Deshalb sei bereits ein Auftrag an die Gesundheit Österreich GmbH ergangen, ein Konzept zur Einrichtung eines nationalen Komitees für Screening auf Krebserkrankungen zu erstellen, sagte Anschober. Dieses Komitee hätte künftig zur Aufgabe, dem Gesundheitsminister Empfehlungen für die Implementierung neuer Screening-Programme zu liefern, aber auch bestehende Programme auf Basis von Evaluierungen weiterzuentwickeln. Das Komitee soll sich aus rund zehn ehrenamtlichen Experten zusammensetzen.
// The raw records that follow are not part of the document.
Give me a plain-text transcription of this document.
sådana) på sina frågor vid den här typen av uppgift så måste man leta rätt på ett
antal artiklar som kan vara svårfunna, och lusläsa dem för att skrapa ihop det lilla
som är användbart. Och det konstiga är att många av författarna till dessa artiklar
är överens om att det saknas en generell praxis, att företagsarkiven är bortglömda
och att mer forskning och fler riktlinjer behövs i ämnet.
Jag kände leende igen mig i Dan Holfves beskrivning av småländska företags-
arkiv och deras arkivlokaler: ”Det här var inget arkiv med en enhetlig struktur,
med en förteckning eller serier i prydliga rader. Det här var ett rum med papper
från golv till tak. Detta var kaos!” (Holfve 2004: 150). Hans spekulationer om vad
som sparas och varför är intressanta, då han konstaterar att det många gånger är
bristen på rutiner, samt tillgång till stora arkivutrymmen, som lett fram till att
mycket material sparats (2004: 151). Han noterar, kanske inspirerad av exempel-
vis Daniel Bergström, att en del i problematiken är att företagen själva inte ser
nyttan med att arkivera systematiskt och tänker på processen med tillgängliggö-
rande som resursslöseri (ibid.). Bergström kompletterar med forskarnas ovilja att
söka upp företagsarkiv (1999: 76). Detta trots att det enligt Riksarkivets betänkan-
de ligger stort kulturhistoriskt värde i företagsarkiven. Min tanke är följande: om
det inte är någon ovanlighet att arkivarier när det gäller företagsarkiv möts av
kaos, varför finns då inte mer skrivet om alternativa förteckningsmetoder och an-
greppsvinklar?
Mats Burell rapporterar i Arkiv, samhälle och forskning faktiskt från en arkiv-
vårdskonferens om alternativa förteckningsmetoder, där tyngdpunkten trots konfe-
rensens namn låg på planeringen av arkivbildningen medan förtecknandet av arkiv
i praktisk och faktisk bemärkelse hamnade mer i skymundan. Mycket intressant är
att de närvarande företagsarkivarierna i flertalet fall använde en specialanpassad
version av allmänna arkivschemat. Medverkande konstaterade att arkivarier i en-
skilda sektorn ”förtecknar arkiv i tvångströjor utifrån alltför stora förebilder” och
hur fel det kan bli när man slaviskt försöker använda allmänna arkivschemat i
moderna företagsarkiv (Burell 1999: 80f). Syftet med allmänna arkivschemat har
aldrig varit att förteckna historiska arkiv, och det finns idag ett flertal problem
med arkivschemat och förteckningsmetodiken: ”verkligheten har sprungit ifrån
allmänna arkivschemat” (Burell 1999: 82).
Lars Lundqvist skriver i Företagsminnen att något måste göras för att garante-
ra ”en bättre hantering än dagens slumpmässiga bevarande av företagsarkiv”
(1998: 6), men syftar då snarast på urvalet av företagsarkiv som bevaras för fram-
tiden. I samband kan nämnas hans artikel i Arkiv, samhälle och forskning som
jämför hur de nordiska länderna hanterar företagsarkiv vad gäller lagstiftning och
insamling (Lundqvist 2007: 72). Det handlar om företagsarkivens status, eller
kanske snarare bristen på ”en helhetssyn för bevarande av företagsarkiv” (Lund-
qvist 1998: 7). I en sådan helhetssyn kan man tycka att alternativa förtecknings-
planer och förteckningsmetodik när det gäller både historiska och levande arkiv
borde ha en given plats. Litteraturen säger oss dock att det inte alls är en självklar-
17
Für an Krebs erkrankte Kinder und Jugendliche wird ein "Survivorship Passport" (SUPA) eingeführt. "Das Ziel ist, relevante Informationen darauf gebündelt zusammenzuführen", sagte der Gesundheitsminister. Konkret werden Diagnosen, Therapien und individuelle Nachsorge-Empfehlungen in dem Pass inkludiert. "Dadurch kann künftig der Arzt gewechselt werden, ohne ständig die gleiche Vorgeschichte erzählen zu müssen", zeigte sich Carina Schneider von der Österreichischen Kinder-Krebs-Hilfe erfreut. Auch Ruth Ladenstein, Kinderkrebsforscherin am St. Anna Kinderspital, gewann SUPA nur Gutes ab. Schließlich sei "die Komplexität einer Krebserkrankung für Behandler derzeit oft nicht leicht zu erfassen".

Seit 2014 gibt es in Österreich ein organisiertes Brustkrebs-Früherkennungsprogramm. "Derzeit werden davon 50 Prozent der Frauen erfasst. Ziel wäre es, zumindest 70 Prozent zu erreichen", sagte Paul Sevelda, Präsident der Österreichischen Krebshilfe. Er hofft, dass ein ähnlich organisiertes Früherkennungsprogramm für Dickdarmkrebs noch in dieser Regierungsperiode eingerichtet werde. Schließlich stehe Dickdarmkrebs an vierter Stelle der häufigsten Krebserkrankungen.

Im Kampf gegen Gebärmutterhalskrebs wünscht sich Sevelda, dass alle Viertklässler gegen HPV geimpft werden, außer deren Eltern würden dies aktiv ablehnen. Eine derartige Impfung wäre "extrem wirksam", da Gebärmutterhalskrebs nahezu ausschließlich durch HPV-Viren verursacht werde, erklärte der Krebshilfe-Präsident. Die Impfung gibt es seit ungefähr 15 Jahren, seit 2014 ist sie auch Bestandteil des kostenlosen Schulimpfprogrammes für Kinder zwischen dem neunten und zwölften Geburtstag. Es könne aber aufgrund von Umfragen davon ausgegangen werden, dass weniger als die Hälfte der Kinder auch dagegen geimpft sei, sagte Sevelda.

Die NEOS schlossen sich der Forderung nach einer HPV-Impfung mit "Opt-Out"-Funktion an. "Das wäre ein signifikanter Beitrag zur allgemeinen Gesundheit in Österreich", sagte Gerald Loacker, Gesundheitssprecher der NEOS, und kündigte einen entsprechenden Antrag im nächsten Plenum des Nationalrats an.

Schließlich kündigte der Gesundheitsminister noch die Verbesserung der psychischen Betreuung und Versorgung von Krebspatienten an. "Psychoonkologische Unterstützung ist wahnsinnig wichtig", erklärte Barbara Reichard, die kürzlich an Lungenkrebs erkrankte und bei der Pressekonferenz somit aus Erfahrung sprach. "Mit den Folgen einer Krebsdiagnose und einer Chemotherapie kommt man alleine kaum zurecht", betonte Reichard.